Monday, 16 May 2011

VAT Changes in Ireland For Hospitality Sector

Whilst many in the marketing of Scottish tourism seemed to have dismissed the threat of Ireland as competition we are not so sure. Even though Jedward failed to bring the Eurovision Song Contest back to Ireland for 2011 there are clear signs that Ireland and the operators across the island are not going to sit back and simply squeal.

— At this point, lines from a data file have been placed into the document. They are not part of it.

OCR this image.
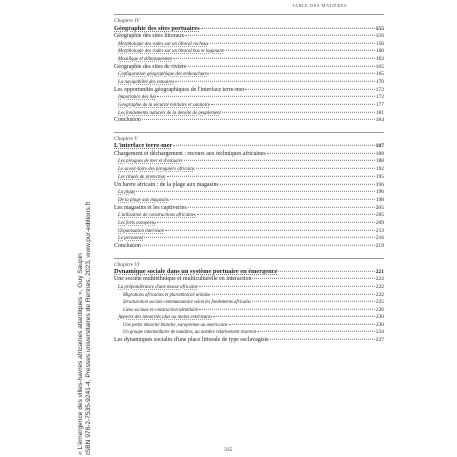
TABLE DES MATIÈRES
« L'émergence des villes-havres africaines atlantiques », Guy Saupin ISBN 978-2-7535-9241-4, Presses universitaires de Rennes, 2023, www.pur-editions.fr
Chapitre IV
Géographie des sites portuaires	155
Géographie des sites littoraux	156
Morphologie des rades sur un littoral rocheux	156
Morphologie des rades sur un littoral bas et lagunaire	160
Mouillage et débarquement	163
Géographie des sites de rivière	165
Configuration géographique des embouchures	165
La navigabilité des estuaires	170
Les opportunités géographiques de l'interface terre-mer	172
Importance des îles	172
Géographie de la sécurité militaire et sanitaire	177
Les fondements naturels de la densité de peuplement	181
Conclusion	184
Chapitre V
L'interface terre-mer	187
Chargement et déchargement : recours aux techniques africaines	188
Les pirogues de mer et d'estuaire	188
Le savoir-faire des piroguiers africains	192
Les rituels de protection	195
Un havre africain : de la plage aux magasins	196
La plage	196
De la plage aux magasins	198
Les magasins et les captiveries	205
L'utilisation de constructions africaines	205
Les forts européens	209
Organisation intérieure	213
Le personnel	216
Conclusion	219
Chapitre VI
Dynamique sociale dans un système portuaire en émergence	221
Une société multiethnique et multiculturelle en interaction	222
La prépondérance d'une masse africaine	222
Migrations africaines et pluriethnicité urbaine	222
Structuration sociale communautaire selon les fondements africains	225
Liens sociaux et construction identitaire	226
Apports des minorités plus ou moins extérieures	230
Une petite minorité blanche, européenne ou américaine	230
Un groupe intermédiaire de mulâtres, au nombre relativement restreint	234
Les dynamiques sociales d'une place littorale de type esclavagiste	237
335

The argument is made elsewhere in the blogs that Scotland's reliance on the stupidly named "staycation" market is flawed on a whole host of levels but if we extrapolate that Dublin and Ireland's losses in visitor numbers from the UK have been to Scotland's benefit in the past three years then the converse will inevitably be true that any future Irish gain will be rebalancing those scales away from Scotland. There is in my mind some inevitability about this swing. The Irish understand that they have to attract back their main UK market and will push hard to do so. One of the key actions their government has taken is to introduce new VAT incentives with a newly reduced rate of VAT of 9% which will be introduced with effect from 1 July.
2011. This rate applies to a specific range of services in the tourism and service industries and certain specific additional areas as follows:
  • catering and restaurant supplies, including vending machines and take-away food (excluding alcohol and soft drinks sold as part of the meal)
  • hotel lettings, including guesthouses, caravan parks, camping sites etc
  • cinemas, theatres, certain musical performances, museums, art gallery exhibitions
  • fairgrounds or amusement park services
  • facilities for taking part in sporting activities including green fees charged for golf and subscriptions charged by non-member-owned golf clubs
  • printed matter e.g. newspapers, brochures, leaflets, programmes, maps, catalogues, printed music (excluding books)
  • hairdressing services
Most of these activities are labour intensive and the move is designed to encourage activity in these sectors by lowering the cost of business. It remains to be seen if the savings will be passed onto the final consumer but the incentive is clearly mapped out and a differential of 11% between our hospitality VAT rate and the Irish is a large chunk in Euro terms. Add that to any strengthening in the pound over the coming months and many of the "benefits" that Scottish tourism has now taken for granted over the past few years will be instantly eroded. A shift in currency and the VAT regulations could see Scotland be maybe 20% more expensive in the autumn than it is currently product for product?

That is just one of the reasons why we have to be very very careful about a reliance on our domestic marketplaces and a lot of small businesses across Scotland are feeling some of those ripples already.